Does every order-preserving map $\phi : Q \rightarrow P'$, where $P'$ is a partially ordered set, factor uniquely through $f$? In the sense that there always exists a unique order-preserving map $g : P \rightarrow P'$ such that $g \circ f = \phi$?
If so, what is the general name for this kind of thing?
Yes, since any order preserving mapping from a qusi-poset to a poset must identify two equivalent elements, thus $f$ factors uniquely through the set of equivalence classes.
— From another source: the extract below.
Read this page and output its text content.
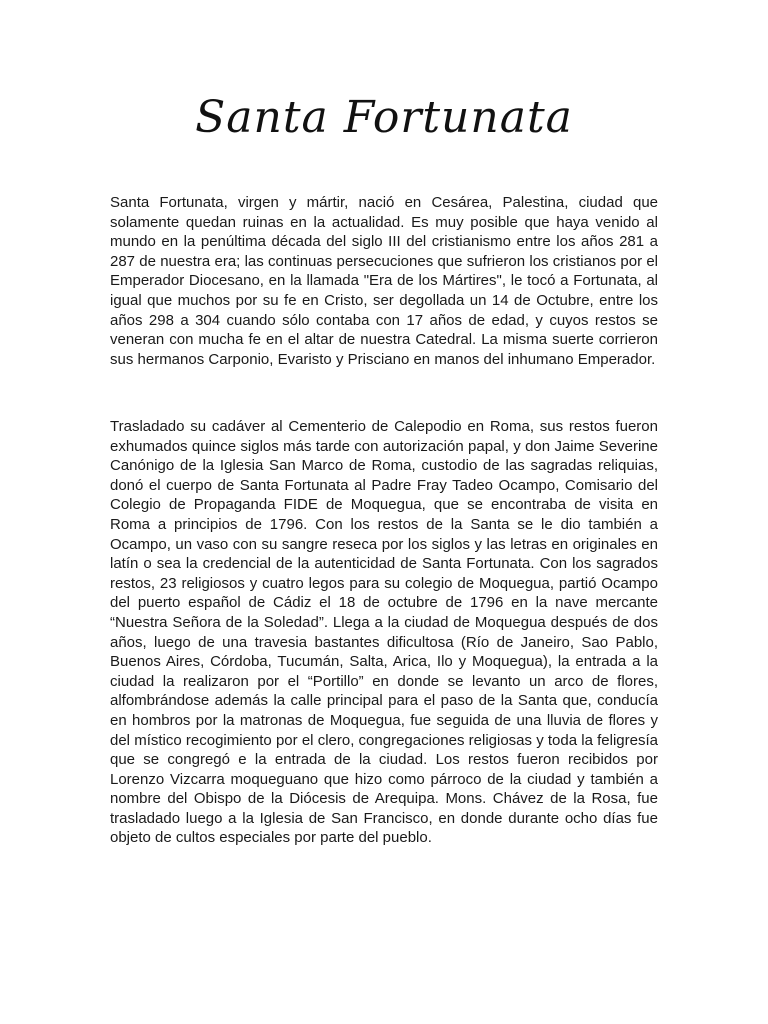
Santa Fortunata

Santa Fortunata, virgen y mártir, nació en Cesárea, Palestina, ciudad que solamente quedan ruinas en la actualidad. Es muy posible que haya venido al mundo en la penúltima década del siglo III del cristianismo entre los años 281 a 287 de nuestra era; las continuas persecuciones que sufrieron los cristianos por el Emperador Diocesano, en la llamada "Era de los Mártires", le tocó a Fortunata, al igual que muchos por su fe en Cristo, ser degollada un 14 de Octubre, entre los años 298 a 304 cuando sólo contaba con 17 años de edad, y cuyos restos se veneran con mucha fe en el altar de nuestra Catedral. La misma suerte corrieron sus hermanos Carponio, Evaristo y Prisciano en manos del inhumano Emperador.

Trasladado su cadáver al Cementerio de Calepodio en Roma, sus restos fueron exhumados quince siglos más tarde con autorización papal, y don Jaime Severine Canónigo de la Iglesia San Marco de Roma, custodio de las sagradas reliquias, donó el cuerpo de Santa Fortunata al Padre Fray Tadeo Ocampo, Comisario del Colegio de Propaganda FIDE de Moquegua, que se encontraba de visita en Roma a principios de 1796. Con los restos de la Santa se le dio también a Ocampo, un vaso con su sangre reseca por los siglos y las letras en originales en latín o sea la credencial de la autenticidad de Santa Fortunata. Con los sagrados restos, 23 religiosos y cuatro legos para su colegio de Moquegua, partió Ocampo del puerto español de Cádiz el 18 de octubre de 1796 en la nave mercante “Nuestra Señora de la Soledad”. Llega a la ciudad de Moquegua después de dos años, luego de una travesia bastantes dificultosa (Río de Janeiro, Sao Pablo, Buenos Aires, Córdoba, Tucumán, Salta, Arica, Ilo y Moquegua), la entrada a la ciudad la realizaron por el “Portillo” en donde se levanto un arco de flores, alfombrándose además la calle principal para el paso de la Santa que, conducía en hombros por la matronas de Moquegua, fue seguida de una lluvia de flores y del místico recogimiento por el clero, congregaciones religiosas y toda la feligresía que se congregó e la entrada de la ciudad. Los restos fueron recibidos por Lorenzo Vizcarra moqueguano que hizo como párroco de la ciudad y también a nombre del Obispo de la Diócesis de Arequipa. Mons. Chávez de la Rosa, fue trasladado luego a la Iglesia de San Francisco, en donde durante ocho días fue objeto de cultos especiales por parte del pueblo.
This is a special case of what is known as an adjunction. Let $Pos$ be the category of posets and let $QPos$ be the category of quasi-posets. The process you describe above, sending $Q$ to $P$, is actually a functor $F:QPos\to Pos$ (so now I'll write $F(Q)$ for your $P$). Now, there is clearly also a functor $U:Pos\to QPos$ (since any poset is also a quasi-poset). Such a functor is called a forgetful functor (since it forgets some aspects of a poset only to remember that it is a quasi-poset).
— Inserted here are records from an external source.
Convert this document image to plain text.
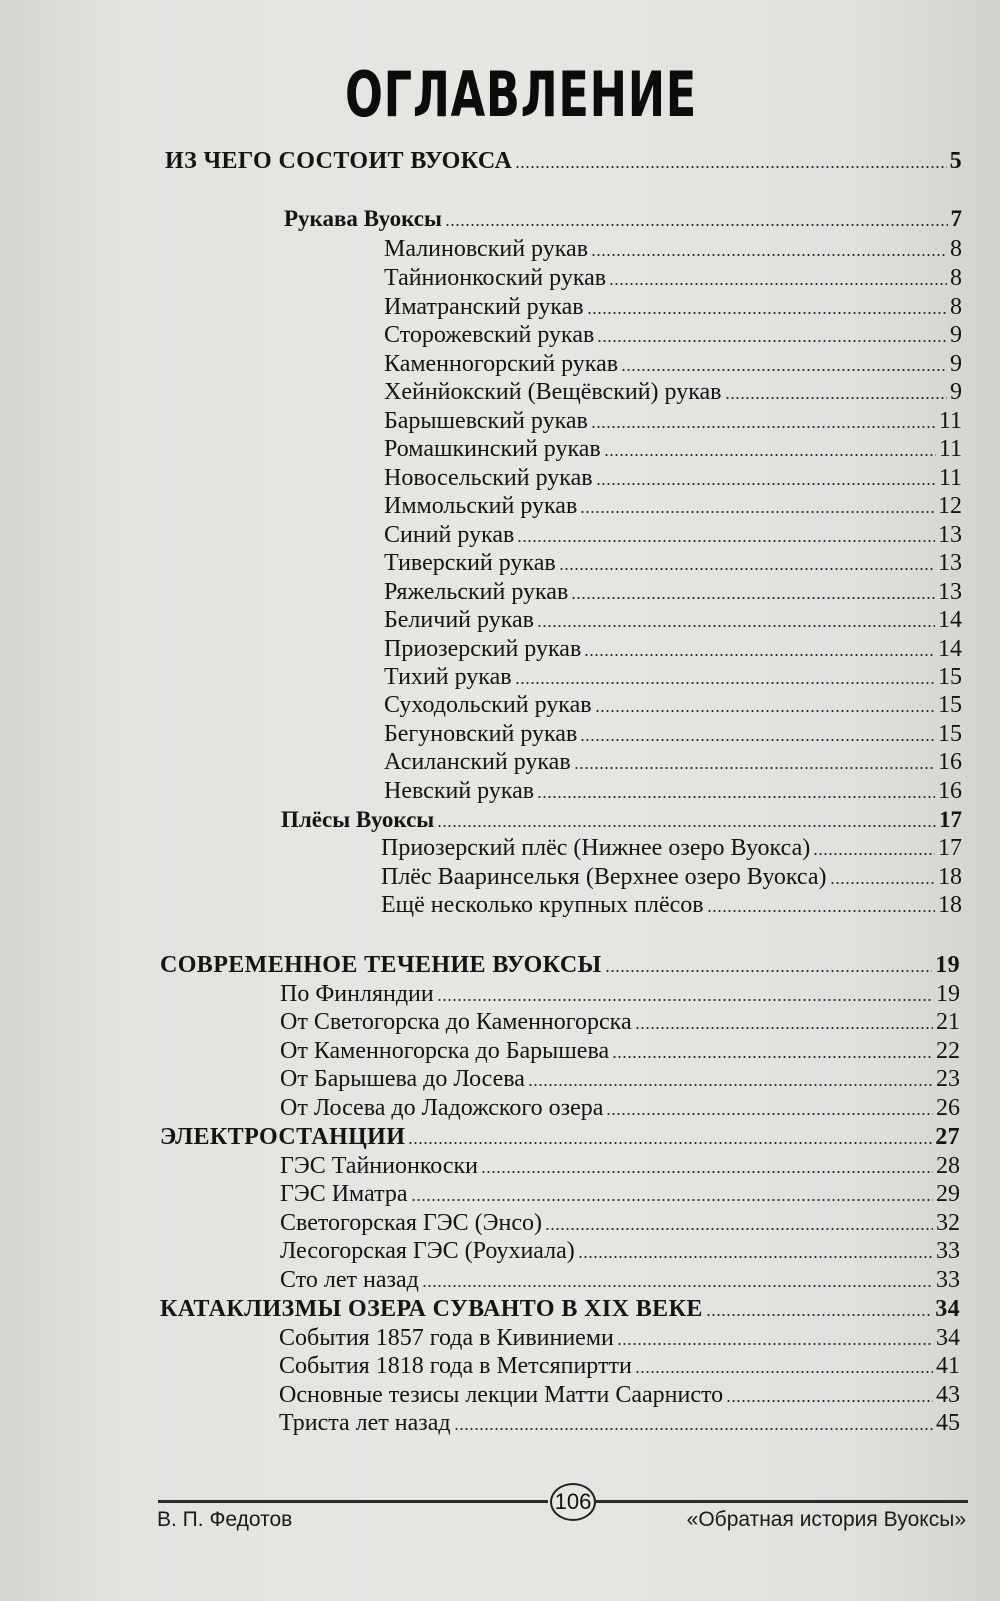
ОГЛАВЛЕНИЕ
ИЗ ЧЕГО СОСТОИТ ВУОКСА	5
Рукава Вуоксы	7
Малиновский рукав	8
Тайнионкоский рукав	8
Иматранский рукав	8
Сторожевский рукав	9
Каменногорский рукав	9
Хейнйокский (Вещёвский) рукав	9
Барышевский рукав	11
Ромашкинский рукав	11
Новосельский рукав	11
Иммольский рукав	12
Синий рукав	13
Тиверский рукав	13
Ряжельский рукав	13
Беличий рукав	14
Приозерский рукав	14
Тихий рукав	15
Суходольский рукав	15
Бегуновский рукав	15
Асиланский рукав	16
Невский рукав	16
Плёсы Вуоксы	17
Приозерский плёс (Нижнее озеро Вуокса)	17
Плёс Вааринселькя (Верхнее озеро Вуокса)	18
Ещё несколько крупных плёсов	18
СОВРЕМЕННОЕ ТЕЧЕНИЕ ВУОКСЫ	19
По Финляндии	19
От Светогорска до Каменногорска	21
От Каменногорска до Барышева	22
От Барышева до Лосева	23
От Лосева до Ладожского озера	26
ЭЛЕКТРОСТАНЦИИ	27
ГЭС Тайнионкоски	28
ГЭС Иматра	29
Светогорская ГЭС (Энсо)	32
Лесогорская ГЭС (Роухиала)	33
Сто лет назад	33
КАТАКЛИЗМЫ ОЗЕРА СУВАНТО В XIX ВЕКЕ	34
События 1857 года в Кивиниеми	34
События 1818 года в Метсяпиртти	41
Основные тезисы лекции Матти Саарнисто	43
Триста лет назад	45
106
В. П. Федотов	«Обратная история Вуоксы»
This pair of functors is an example of an adjoint pair of functors, with $F$ being left adjoint to $U$. This means that for every poset $P$ and quasi-poset $Q$, there is a natural bijection between all order preserving mappings $F(Q)\to P$ and the set of all order preserving mappings $Q\to U(P)$. In particular, there is a mappings $Q\to UF(Q)$ which corresponds to $id:F(Q)\to F(Q)$. It turns out that this mappings is precisely the projection you describe above. Moreover, in general for adjunctions, the correspondence is obtained by precomposing with this projection. Thus, your question can now be re-cast as follows. Given a mappings $Q\to UP$, does it factor uniquely through $Q\to UFQ$. The answer is yes, since $Q\to UP$ corresponds by adjunction to some unique $FQ\to P$, and the correspondence is given by $Q\to UP$ is equal to $Q\to UFQ\to UP$.